Genome-scale HNF4A binding studies in other tissues and species provide interesting insights on tissue-specific binding patterns, evolution of regulatory elements, and gene regulation in the liver, pancreas, and cancer (61–65). To our knowledge, no study has investigated HNF4A binding changes in altered or noncancer disease conditions. It will be interesting to see whether compromised HNF4A binding represents a common mechanism in inflammatory diseases of other HNF4A-expressing tissues. While many interesting single-gene studies have identified regulatory roles for HNF4A in barrier protection and lipid metabolism, these studies have been reported for Hnf4a mutant mice under normal conditions (22, 33, 38, 45, 47, 66). Our analysis of HNF4A binding in the inflamed colonic epithelium yielded primary HNF4A regulatory targets that will be useful in dissecting the protective mechanisms of HNF4A during colitis, including immune regulatory genes, a role not frequently attributed to direct HNF4A regulation, although it was recently observed in the liver (48, 67). Thus, HNF4A appears to support pleiotropic protective roles in the colonic epithelium, and our study opens new avenues for exploration and regulation of HNF4A in other inflamed tissues. While we observed exacerbated colonic phenotypes in DSS-treated mice upon HNF4A loss, we did not observe a significant increase in inflammatory cytokines compared to DSS-treated control mice (data not shown), suggesting that the phenotypic severity caused by HNF4A loss in these models may function independently of these cytokines (Fig. 2A).

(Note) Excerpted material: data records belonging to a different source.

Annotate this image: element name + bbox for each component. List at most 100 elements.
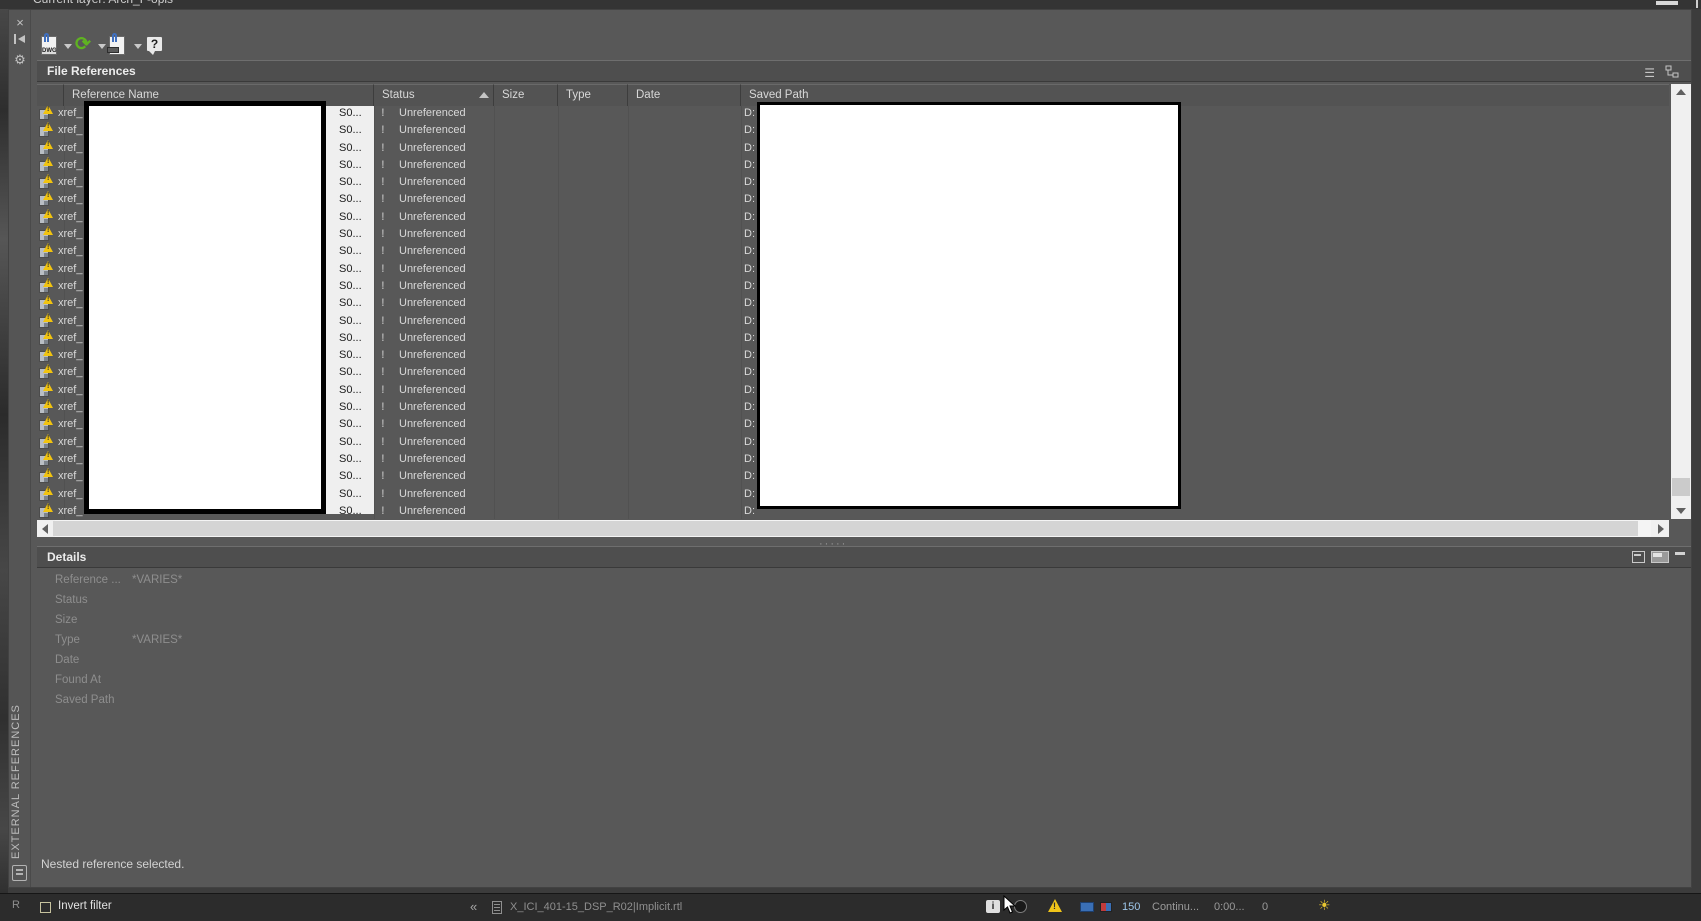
status-value-continu[interactable]: Continu... [1152,901,1199,913]
row-name-truncated: S0... [339,487,362,500]
row-name-truncated: S0... [339,349,362,362]
header-size[interactable]: Size [494,84,558,106]
refresh-icon: ⟳ [75,34,91,55]
refresh-dropdown-icon[interactable] [98,44,106,49]
help-button[interactable]: ? [146,36,163,58]
details-page-icon[interactable] [1632,551,1645,563]
drawing-name[interactable]: X_ICI_401-15_DSP_R02|Implicit.rtl [510,901,682,913]
horizontal-scrollbar[interactable] [37,520,1669,537]
layout-status-icon[interactable] [1080,902,1094,912]
row-saved-path: D: [744,331,755,344]
xref-unreferenced-icon: ! [39,399,53,415]
scroll-down-button[interactable] [1671,503,1691,519]
xref-unreferenced-icon: ! [39,139,53,155]
partial-palette-tab-letter: R [12,899,20,911]
row-name-truncated: S0... [339,193,362,206]
change-path-dropdown-icon[interactable] [134,44,142,49]
info-bubble-icon[interactable]: i [986,900,1000,913]
redaction-overlay-names [84,101,326,514]
row-name-truncated: S0... [339,210,362,223]
details-minimize-icon[interactable] [1675,552,1685,555]
collapse-chevrons[interactable]: « [470,899,477,914]
status-value-zero[interactable]: 0 [1262,901,1268,913]
mouse-cursor [1003,894,1017,920]
header-icon-column [37,84,64,106]
vertical-scrollbar[interactable] [1671,84,1691,519]
row-reference-name: xref_ [58,401,83,414]
row-status: Unreferenced [399,245,466,258]
row-reference-name: xref_ [58,331,83,344]
row-name-truncated: S0... [339,504,362,517]
auto-hide-icon[interactable] [12,33,28,49]
row-saved-path: D: [744,210,755,223]
vertical-scroll-thumb[interactable] [1672,478,1690,496]
row-name-truncated: S0... [339,176,362,189]
external-references-palette: × ⚙ EXTERNAL REFERENCES DWG ⟳ ? File Ref… [8,9,1692,888]
row-name-truncated: S0... [339,401,362,414]
details-field: Status [37,592,1437,612]
window-minimize-fragment[interactable] [1656,1,1678,5]
row-status-mark: ! [381,210,385,223]
palette-grip-icon[interactable] [12,865,27,881]
preview-image-icon[interactable] [1651,551,1669,563]
row-status: Unreferenced [399,158,466,171]
refresh-button[interactable]: ⟳ [75,33,91,55]
row-name-truncated: S0... [339,383,362,396]
invert-filter-checkbox[interactable] [40,902,51,913]
details-field-value: *VARIES* [132,634,183,646]
row-status: Unreferenced [399,279,466,292]
palette-status-message: Nested reference selected. [41,857,185,871]
row-reference-name: xref_ [58,435,83,448]
row-reference-name: xref_ [58,349,83,362]
status-value-time[interactable]: 0:00... [1214,901,1245,913]
row-status-mark: ! [381,141,385,154]
tree-view-icon[interactable] [1665,65,1679,83]
attach-dropdown-icon[interactable] [64,44,72,49]
xref-unreferenced-icon: ! [39,347,53,363]
row-reference-name: xref_ [58,504,83,517]
warning-triangle-icon[interactable] [1048,899,1062,912]
details-field-label: Size [55,614,78,626]
row-saved-path: D: [744,349,755,362]
row-saved-path: D: [744,418,755,431]
list-view-icon[interactable]: ☰ [1644,66,1655,80]
attach-dwg-icon: DWG [41,33,57,55]
row-saved-path: D: [744,470,755,483]
row-reference-name: xref_ [58,279,83,292]
bottom-bar: Invert filter « X_ICI_401-15_DSP_R02|Imp… [0,893,1701,921]
status-value-150[interactable]: 150 [1122,901,1140,913]
sun-icon[interactable]: ☀ [1318,897,1331,914]
row-saved-path: D: [744,245,755,258]
close-icon[interactable]: × [12,15,28,31]
row-reference-name: xref_ [58,452,83,465]
row-reference-name: xref_ [58,210,83,223]
change-path-icon [107,33,125,55]
row-status-mark: ! [381,452,385,465]
row-name-truncated: S0... [339,314,362,327]
xref-unreferenced-icon: ! [39,364,53,380]
details-field-value: *VARIES* [132,574,183,586]
row-status: Unreferenced [399,262,466,275]
annotation-status-icon[interactable] [1100,902,1112,912]
scroll-right-button[interactable] [1651,520,1669,537]
horizontal-scroll-thumb[interactable] [53,521,1638,536]
change-path-button[interactable] [107,33,125,58]
header-date[interactable]: Date [628,84,741,106]
row-status: Unreferenced [399,141,466,154]
details-bar: Details [37,546,1691,568]
row-reference-name: xref_ [58,176,83,189]
row-reference-name: xref_ [58,124,83,137]
row-status-mark: ! [381,470,385,483]
properties-gear-icon[interactable]: ⚙ [12,52,28,68]
header-status[interactable]: Status [374,84,494,106]
palette-title-bar: × ⚙ EXTERNAL REFERENCES [9,10,31,887]
header-type[interactable]: Type [558,84,628,106]
xref-unreferenced-icon: ! [39,156,53,172]
xref-unreferenced-icon: ! [39,312,53,328]
app-top-strip: Current layer: Arch_F-opis [0,0,1701,9]
scroll-up-button[interactable] [1671,84,1691,100]
row-reference-name: xref_ [58,418,83,431]
row-status-mark: ! [381,383,385,396]
attach-dwg-button[interactable]: DWG [41,33,57,58]
row-status: Unreferenced [399,331,466,344]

Functional characterization of HNF4A direct target genes should help elucidate the modalities by which HNF4A protects the colon.

In this work, we have revealed a protective but compromised role for HNF4A in the inflamed colon, and we observed the cooccurrence of HNF4A binding and IBD risk-associated genetic variants. Together, these findings justify exploring HNF4A as a therapeutic target in IBD, as restoration of HNF4A expression or binding activity would be predicted to ameliorate inflammation-induced changes in the epithelium. Along these lines, identifying the initial trigger that decreases HNF4A levels will also be important, and KLF factors, which have been implicated in inflammatory bowel models (36) and whose motifs are enriched at HNF4A binding sites, are good candidates to mediate HNF4A regulation. It is also important to consider the duration of HNF4A inactivation in both genetic and inflammatory models, as our experiments do not discern how the difference in the duration of HNF4A loss affects gene regulation. Such differences could also impact epithelial regeneration following the inflammatory bout.

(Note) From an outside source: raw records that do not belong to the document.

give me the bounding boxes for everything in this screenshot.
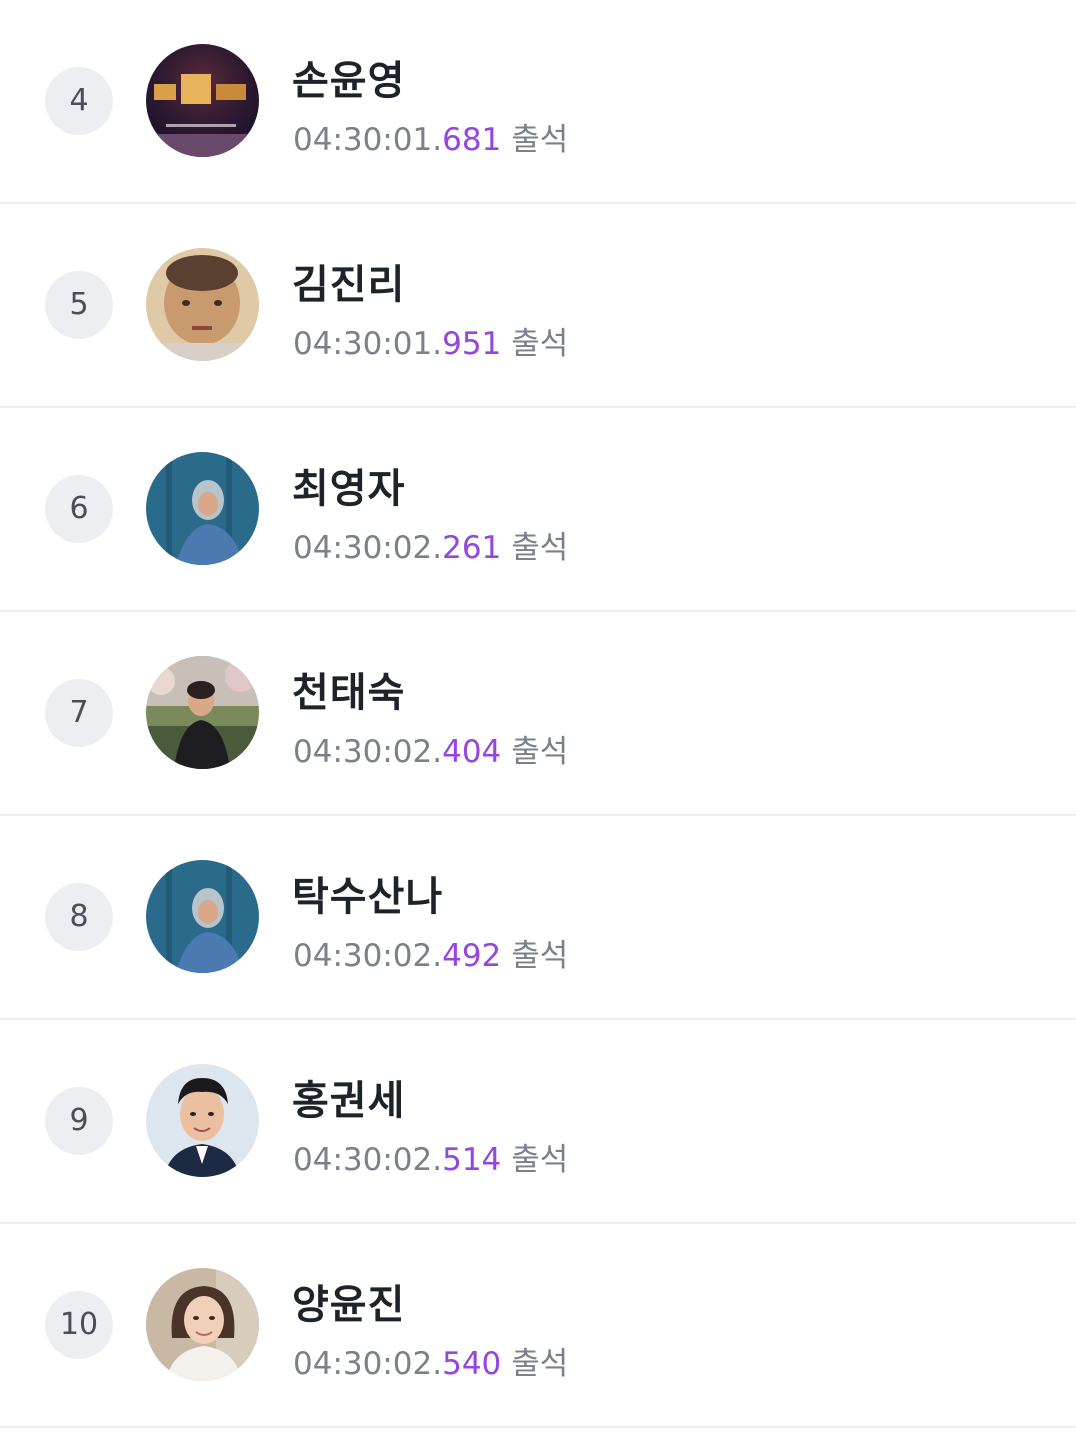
time-ms: 540 [442, 1346, 502, 1382]
time-ms: 261 [442, 530, 502, 566]
member-name: 손윤영 [292, 58, 406, 104]
list-item[interactable]: 4 손윤영 04:30:01.681 출석 [0, 0, 1076, 204]
attendance-status: 출석 [511, 122, 569, 158]
time-main: 04:30:01. [293, 122, 443, 158]
list-item[interactable]: 9 홍권세 04:30:02.514 출석 [0, 1020, 1076, 1224]
man-suit-avatar-icon [146, 1064, 259, 1177]
time-main: 04:30:02. [293, 938, 443, 974]
attendance-time: 04:30:02.492 출석 [293, 930, 568, 975]
time-ms: 681 [442, 122, 502, 158]
rank-badge: 5 [45, 271, 113, 339]
rank-badge: 6 [45, 475, 113, 543]
attendance-time: 04:30:02.514 출석 [293, 1134, 568, 1179]
member-name: 홍권세 [292, 1078, 406, 1124]
attendance-time: 04:30:02.261 출석 [293, 522, 568, 567]
rank-badge: 10 [45, 1291, 113, 1359]
time-main: 04:30:02. [293, 1346, 443, 1382]
list-item[interactable]: 6 최영자 04:30:02.261 출석 [0, 408, 1076, 612]
attendance-time: 04:30:01.681 출석 [293, 114, 568, 159]
member-name: 천태숙 [292, 670, 406, 716]
rank-badge: 7 [45, 679, 113, 747]
attendance-time: 04:30:01.951 출석 [293, 318, 568, 363]
time-main: 04:30:02. [293, 530, 443, 566]
time-main: 04:30:02. [293, 1142, 443, 1178]
attendance-status: 출석 [511, 1142, 569, 1178]
member-name: 탁수산나 [292, 874, 444, 920]
attendance-status: 출석 [511, 734, 569, 770]
time-main: 04:30:02. [293, 734, 443, 770]
attendance-status: 출석 [511, 530, 569, 566]
child-photo-avatar-icon [146, 248, 259, 361]
time-ms: 951 [442, 326, 502, 362]
list-item[interactable]: 10 양윤진 04:30:02.540 출석 [0, 1224, 1076, 1428]
list-item[interactable]: 8 탁수산나 04:30:02.492 출석 [0, 816, 1076, 1020]
time-ms: 492 [442, 938, 502, 974]
member-name: 양윤진 [292, 1282, 406, 1328]
rank-badge: 8 [45, 883, 113, 951]
hooded-person-avatar-icon [146, 860, 259, 973]
hooded-person-avatar-icon [146, 452, 259, 565]
rank-badge: 9 [45, 1087, 113, 1155]
member-name: 김진리 [292, 262, 406, 308]
time-ms: 404 [442, 734, 502, 770]
attendance-status: 출석 [511, 938, 569, 974]
list-item[interactable]: 7 천태숙 04:30:02.404 출석 [0, 612, 1076, 816]
time-main: 04:30:01. [293, 326, 443, 362]
attendance-ranking-list: 4 손윤영 04:30:01.681 출석 5 김진리 04:30:01.951… [0, 0, 1076, 1434]
rank-badge: 4 [45, 67, 113, 135]
attendance-status: 출석 [511, 1346, 569, 1382]
time-ms: 514 [442, 1142, 502, 1178]
person-outdoor-avatar-icon [146, 656, 259, 769]
attendance-time: 04:30:02.540 출석 [293, 1338, 568, 1383]
attendance-status: 출석 [511, 326, 569, 362]
list-item[interactable]: 5 김진리 04:30:01.951 출석 [0, 204, 1076, 408]
attendance-time: 04:30:02.404 출석 [293, 726, 568, 771]
member-name: 최영자 [292, 466, 406, 512]
book-cover-avatar-icon [146, 44, 259, 157]
woman-portrait-avatar-icon [146, 1268, 259, 1381]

As HNF4A is a nuclear receptor, the development of an activating agonist makes this an exciting and plausible option (68, 69). Indeed, HNF4A reversibly binds linoleic acid in endogenous contexts (70), and linoleic-acid derivatives have recently been identified as candidate therapeutics in a drug repositioning screen for IBD (71). Our work provides a context (active inflammation) and a mechanism (reduced HNF4A chromatin binding) with which to explore the function of these and other potential HNF4A ligands.